Smart? Nah, just a fellow pleco enthusiast!


----------



## Newt (Apr 1, 2004)

How about my Ancistrus in this attachment?


----------



## Tex Gal (Nov 1, 2007)

Newt said:


> How about my Ancistrus in this attachment?


He's blurry. I can't see him well. Is he L003?

Look here: 
http://www.planetcatfish.com/catelog/numbers.php?mode=l&thumbs=16


----------



## Diana K (Dec 20, 2007)

Tex-Gal, I have one of those, too! Everyone I asked kept saying, "Leopard Pleco" but never a real name.
Thanks, Raul!

Beautiful fish! Mine seems to feel if his head is hidden the rest of him is hidden. He(?) burrows part way under a piece of driftwood, excavating the substrate almost to the glass. I can usually see at least half of him.


----------



## Tex Gal (Nov 1, 2007)

Diana K said:


> Tex-Gal, I have one of those, too! Everyone I asked kept saying, "Leopard Pleco" but never a real name.
> Thanks, Raul!
> 
> Beautiful fish! Mine seems to feel if his head is hidden the rest of him is hidden. He(?) burrows part way under a piece of driftwood, excavating the substrate almost to the glass. I can usually see at least half of him.


LOL! I don't think I've ever seen mine dig. He used to be top fish. He used to be out all the time just sitting in the front of the tank until I got the dreaded YoYo Loach. Now he doesn't come out a lot. He's so pretty, especially when he has all his fins opened up. I love his vibrant yellow color with the brown dots. I love how the dots are carried over to his fins. I love how the dots get progressively small on his head. He is definitely one of my favorite plecos!


----------



## Newt (Apr 1, 2004)

I think it's a female as it has very few (and short) bristles on the nose. I've had her for about five years. It will not stay still and always scoots away when you go near the tank. It is great at keeping the bog wood clean but little else.

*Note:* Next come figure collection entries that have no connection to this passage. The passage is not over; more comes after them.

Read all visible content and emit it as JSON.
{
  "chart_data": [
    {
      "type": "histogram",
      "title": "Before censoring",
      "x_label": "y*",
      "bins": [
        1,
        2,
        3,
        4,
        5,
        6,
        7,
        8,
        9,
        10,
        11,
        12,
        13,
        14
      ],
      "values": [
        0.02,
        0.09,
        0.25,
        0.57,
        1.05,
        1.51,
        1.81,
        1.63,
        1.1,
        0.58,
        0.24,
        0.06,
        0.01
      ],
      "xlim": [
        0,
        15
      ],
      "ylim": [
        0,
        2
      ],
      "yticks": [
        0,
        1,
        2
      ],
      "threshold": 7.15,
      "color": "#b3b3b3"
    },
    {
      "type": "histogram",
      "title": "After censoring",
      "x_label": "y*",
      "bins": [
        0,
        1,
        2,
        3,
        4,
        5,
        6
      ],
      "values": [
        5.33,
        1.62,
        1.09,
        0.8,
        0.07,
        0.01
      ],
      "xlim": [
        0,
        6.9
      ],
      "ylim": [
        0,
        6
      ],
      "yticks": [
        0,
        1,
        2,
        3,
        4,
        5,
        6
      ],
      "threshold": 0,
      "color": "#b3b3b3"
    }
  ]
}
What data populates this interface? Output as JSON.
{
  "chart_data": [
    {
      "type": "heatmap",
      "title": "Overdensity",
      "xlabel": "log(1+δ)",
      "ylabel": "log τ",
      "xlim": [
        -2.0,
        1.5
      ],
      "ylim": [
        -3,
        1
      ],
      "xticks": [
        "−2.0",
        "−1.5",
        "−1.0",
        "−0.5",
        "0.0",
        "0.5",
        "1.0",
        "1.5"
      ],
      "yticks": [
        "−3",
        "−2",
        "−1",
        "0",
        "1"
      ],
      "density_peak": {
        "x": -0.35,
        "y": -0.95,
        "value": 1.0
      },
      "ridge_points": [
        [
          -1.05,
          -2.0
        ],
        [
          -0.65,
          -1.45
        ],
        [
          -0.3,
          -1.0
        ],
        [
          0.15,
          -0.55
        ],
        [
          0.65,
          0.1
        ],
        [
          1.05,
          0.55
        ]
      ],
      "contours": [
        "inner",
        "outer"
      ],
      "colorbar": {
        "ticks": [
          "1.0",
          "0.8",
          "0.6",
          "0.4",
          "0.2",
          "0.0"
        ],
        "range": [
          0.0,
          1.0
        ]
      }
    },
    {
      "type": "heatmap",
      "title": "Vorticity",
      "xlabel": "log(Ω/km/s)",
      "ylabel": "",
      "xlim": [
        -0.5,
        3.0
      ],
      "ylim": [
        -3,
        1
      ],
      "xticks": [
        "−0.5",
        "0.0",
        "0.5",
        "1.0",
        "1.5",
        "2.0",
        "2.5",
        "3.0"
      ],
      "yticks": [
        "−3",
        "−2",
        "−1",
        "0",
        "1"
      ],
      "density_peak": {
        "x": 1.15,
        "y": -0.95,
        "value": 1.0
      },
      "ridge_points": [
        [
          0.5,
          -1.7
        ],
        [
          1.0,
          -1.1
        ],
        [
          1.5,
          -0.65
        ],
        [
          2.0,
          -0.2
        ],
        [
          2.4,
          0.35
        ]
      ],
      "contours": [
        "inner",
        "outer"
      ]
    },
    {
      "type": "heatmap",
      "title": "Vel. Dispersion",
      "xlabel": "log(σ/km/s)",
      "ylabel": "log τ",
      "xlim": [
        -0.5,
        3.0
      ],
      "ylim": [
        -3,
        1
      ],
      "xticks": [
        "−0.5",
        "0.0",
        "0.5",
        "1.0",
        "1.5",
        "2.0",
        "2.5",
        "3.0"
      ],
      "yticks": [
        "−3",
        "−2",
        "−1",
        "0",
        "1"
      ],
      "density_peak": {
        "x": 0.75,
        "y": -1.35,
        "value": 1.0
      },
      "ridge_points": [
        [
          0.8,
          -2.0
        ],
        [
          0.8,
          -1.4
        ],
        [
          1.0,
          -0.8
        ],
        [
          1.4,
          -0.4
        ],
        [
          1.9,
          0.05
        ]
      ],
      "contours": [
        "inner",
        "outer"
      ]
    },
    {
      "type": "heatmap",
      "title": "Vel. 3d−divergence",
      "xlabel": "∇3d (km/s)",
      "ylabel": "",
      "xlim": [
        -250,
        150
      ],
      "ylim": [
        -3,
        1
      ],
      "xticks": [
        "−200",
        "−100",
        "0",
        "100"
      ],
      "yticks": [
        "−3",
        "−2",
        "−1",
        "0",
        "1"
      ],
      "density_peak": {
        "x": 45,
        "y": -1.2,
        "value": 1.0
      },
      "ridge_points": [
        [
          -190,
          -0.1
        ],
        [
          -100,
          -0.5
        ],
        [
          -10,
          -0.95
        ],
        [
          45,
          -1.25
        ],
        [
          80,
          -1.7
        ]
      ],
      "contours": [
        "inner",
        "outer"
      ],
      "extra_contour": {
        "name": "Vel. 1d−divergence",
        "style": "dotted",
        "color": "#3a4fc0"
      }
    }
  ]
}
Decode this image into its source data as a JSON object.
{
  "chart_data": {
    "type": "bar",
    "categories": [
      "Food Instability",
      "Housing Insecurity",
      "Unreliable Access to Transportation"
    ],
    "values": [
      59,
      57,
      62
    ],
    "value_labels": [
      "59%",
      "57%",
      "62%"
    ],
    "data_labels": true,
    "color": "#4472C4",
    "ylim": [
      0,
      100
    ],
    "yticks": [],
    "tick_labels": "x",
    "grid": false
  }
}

I dont think it is L003. But thanks for helping.
Its not real big, maybe 4 inches long at the most.


----------



## Tex Gal (Nov 1, 2007)

At least you're one up on me. I just found out what I have much less what sex he is. If I had 2 together to compare maybe I might know... Mine is about 5". I'm sure he's full grown. I have about 5 plecos. I love them all


----------



## Tex Gal (Nov 1, 2007)

Newt - how about L033, L187 from the planet catfish link above.


----------



## Newt (Apr 1, 2004)

Thanks for the help.
Nope, none of those.
I'll get some more pics and post in this thread.


----------